NS1 must pass through the secretory compartment where the high mannose oligosaccharides are modified into complex endo-H resistant sugars.

The heterogeneity of the released NS1 protein is probably due to multiple modifications of the oligosaccharides linked to Asparagine residues. In contrast to the secreted form, the intracellular NS1 protein is fully endo-H sensitive, indicating that it does not migrate to the Golgi complex but remains in the endoplasmic reticulum. Since the majority of NS1 is present in the oligomeric form, these results strongly suggest that folding and oligomerization probably occur in the endoplasmic reticulum or in a compartment that precedes trans-Golgi.

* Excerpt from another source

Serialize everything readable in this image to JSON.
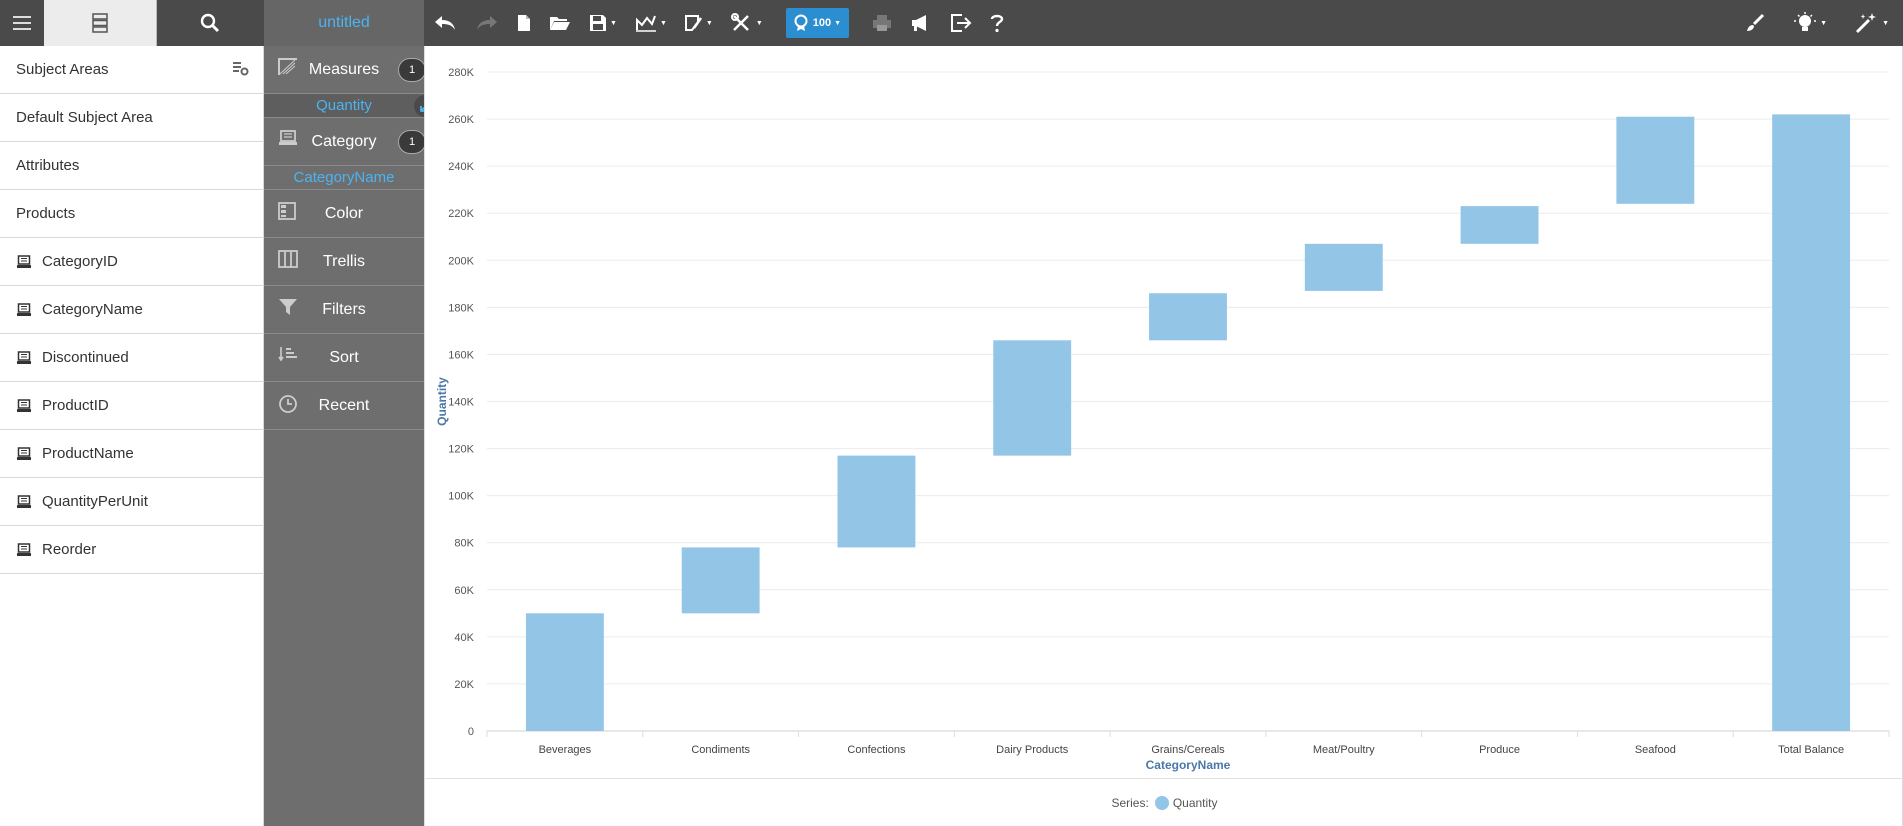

To characterize the nature of the N-glycans on the recombinant protein NS1, the labeled proteins obtained from Sf9 cells infected with
Ac-E.NS1 and treated with Triton X 114 are partitioned between the aqueous and detergent phases and then the NS1 protein of each phase is immunoprecipitated.

Similar results are obtained with one or the other phase. When the NS1 recombinant protein composed of both gp 48 and gp 47 is treated with endoglycosidase H, two bands are observed which migrate with unglycosylated form 43 and gp form 47 respectively. Both bands are sensitive to Endo-F which reduces their size to 43 kDa.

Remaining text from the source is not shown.